During his Fulbright, McCartney undertook two large and several smaller studies connected to his research in the field of micropaleontology, delivered presentations in several Polish cities, taught a geology course, assisted student and faculty colleagues in writing English-language papers and grant proposals, and even named a new species in honor of his benefactor William Fulbright.
One of the many accomplishments of McCartney’s work in Poland was the description, in a paper soon to be submitted, of two new genera and two new species of silicoflagellates. One of the new species will be named Stephanocha fulbrightii, after the famous senator, as McCartney’s way of acknowledging support of his research. McCartney has previously named a genus after the University of Maine at Presque Isle and four species after students who worked with him at the University; a Russian colleague also has recently named a new species after McCartney: Nitzschia mccartneyi.
Professor McCartney has a second large study in progress dedicated to the evolution of the silicoflagellate genus Naviculopsis, which has a long geologic history from about 58 to 18 million years ago. These silicoflagellates have fairly simple elongated skeletons, with the design occasionally occurring in other genus. McCartney is working with two students, one an undergraduate, on papers that clarify portions of this interesting evolutionary history. He is also working with a Chinese colleague on a paper about Ice Age fossils recently recovered from the Challenger Deep, which, located in the Pacific Ocean, is the deepest ocean bottom anywhere.
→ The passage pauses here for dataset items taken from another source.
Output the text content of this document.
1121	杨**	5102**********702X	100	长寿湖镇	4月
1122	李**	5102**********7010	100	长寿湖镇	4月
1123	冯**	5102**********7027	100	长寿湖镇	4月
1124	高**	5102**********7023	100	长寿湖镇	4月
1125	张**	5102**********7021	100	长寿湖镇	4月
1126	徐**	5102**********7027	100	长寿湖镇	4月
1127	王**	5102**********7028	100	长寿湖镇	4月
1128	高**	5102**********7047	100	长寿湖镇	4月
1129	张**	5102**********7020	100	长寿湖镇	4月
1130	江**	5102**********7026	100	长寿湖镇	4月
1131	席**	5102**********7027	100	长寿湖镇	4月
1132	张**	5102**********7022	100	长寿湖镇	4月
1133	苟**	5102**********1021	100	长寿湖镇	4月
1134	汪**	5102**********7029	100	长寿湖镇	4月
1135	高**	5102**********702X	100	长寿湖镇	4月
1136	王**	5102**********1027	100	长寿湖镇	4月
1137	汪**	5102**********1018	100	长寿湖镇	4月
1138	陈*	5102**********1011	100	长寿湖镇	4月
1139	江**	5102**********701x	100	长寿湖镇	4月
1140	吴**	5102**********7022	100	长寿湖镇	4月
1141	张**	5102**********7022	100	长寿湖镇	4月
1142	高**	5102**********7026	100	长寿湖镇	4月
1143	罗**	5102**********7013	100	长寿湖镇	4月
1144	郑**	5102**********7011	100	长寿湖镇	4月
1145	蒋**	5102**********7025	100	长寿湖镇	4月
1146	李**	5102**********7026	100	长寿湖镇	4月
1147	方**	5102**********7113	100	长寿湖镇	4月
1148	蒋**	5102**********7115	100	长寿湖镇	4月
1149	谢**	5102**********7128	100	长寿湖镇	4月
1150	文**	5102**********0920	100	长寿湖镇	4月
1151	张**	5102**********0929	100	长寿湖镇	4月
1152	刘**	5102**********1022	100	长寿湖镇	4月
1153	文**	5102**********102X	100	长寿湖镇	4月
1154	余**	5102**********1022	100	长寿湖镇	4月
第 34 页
Photos of many sights can be seen in the daily photo-blog McCartney maintained during his time in Poland. They can be viewed at http://wp.umpi.edu/kevinsfulbright.
McCartney will return to Poland for two weeks in August. He is an invited speaker at the International Phycological Congress, an event for the scientists who study modern algae. Also planned is a talk on astronomy informal education in northern Maine before a group that is working to establish a planetarium and Planet Head Day in Szczecin.